Contributed by: Lisa Damast  |  Last Date of Travel: February 2007

I ditched a week of classes in chilly Boston and went with my sister to sunny Ixtapa in Mexico for a few days instead. We knew we were going to be there for 4 days from Monday through Thursday and that there wouldn’t be any form of Jewish life yet alone kosher food there.

Kosher info: My sister is an expert at keeping kosher in remote locations and made sure that when we packed our suitcases – which were carry-on size so that we didn’t need to wait for them at any point – we left half of it empty to stock with the following food items each:

  • 4 LaBriute TV-dinners from a kosher supermarket in Monsey, NY. These can be heated by creating a chemical reaction of heat and steam by pouring provided salt water onto provided flame less food heater. The process takes about 12 minutes. The package also contains soup and a snack.
  • 1 package of Chicken of the Sea Albacore
  • 1 package of Chicken of the Sea Salmon
  • 2 Clif Bars
  • 2 Balance Bars

In Ixtapa, there are several small mini-marts that imported snacks like Pringles and cereal that were certified kosher that we bought. We also bought bottled water and Coca-Cola from these stores.

Funny signs

Tourist info: The purpose of our vacation was to relax on a beach and get tans. Ixtapa, which was planned and built as a resort town at the same time as Cancun and is located on the Pacific coast of Southern Mexico, is a perfect location for that. Except for a small flea market near our hotel, the main attraction outside of our hotel (which had an outdoor pool and mini golf among other amenities) was the beach.
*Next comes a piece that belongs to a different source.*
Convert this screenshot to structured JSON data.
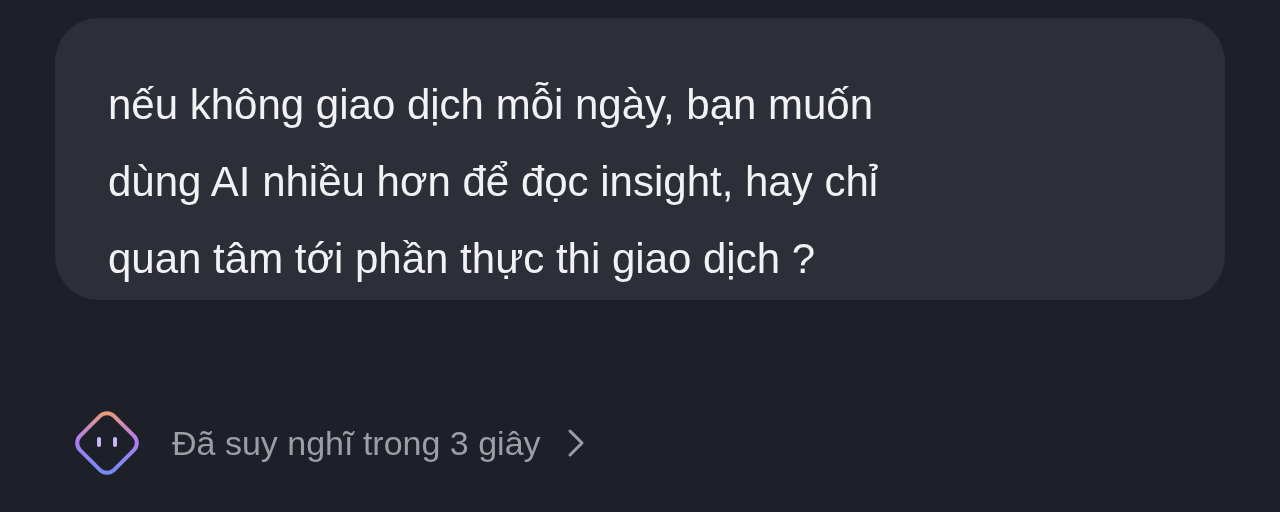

On the beach, aside from being in the sun and tanning, there are options to go hang gliding over the water or on the beach, get a massage for a low rate (DON’T get a massage on the beach), and buy drinks, such as pina coladas.

Visiting the tiki bars on the beach or by the pools of hotels near the beach are a must as seeing the art and signs used for decoration or authority is part of the entertainment and fun. At night the restaurants and bars are packed and the area becomes very festive.

Zihujuatanejo Harbor

For any movie buffs, the neighboring, larger fishing village of Zihuatanejo, is the place referenced as Tim Robbins dream escape in The Shawshan Redemption. Zihuatanejo, where most service providers in Ixtapa live, makes for a great day trip. You can take a local bus from the main road in Ixtapa to nearby the harbor of Zihuatanejo. You have to walk for about 10 minutes before you see the harbor, but for much of the walk, there are fun little souvenir shops on both sides of the street. You can find souvenirs that replicate the designs of the area’s original natives, including rain sticks, woven baskets and trivets.

Once at the harbor there are more shops that you can walk by while looking at the beautiful harbor. Between the shops and the harbor is a beach that is used by the village’s fishermen.

Jewish life: There is no Jewish life in Ixtapa or Zihujuatanejo.

Additional notes: Don’t bring a laptop with you to Ixtapa. The risk of theft is very high and there are at least 3 Internet cafes where you can use the Internet for relatively cheap prices. Additionally, it helps to speak Spanish or to travel with someone who does for both Ixtapa and Zihuatanejo.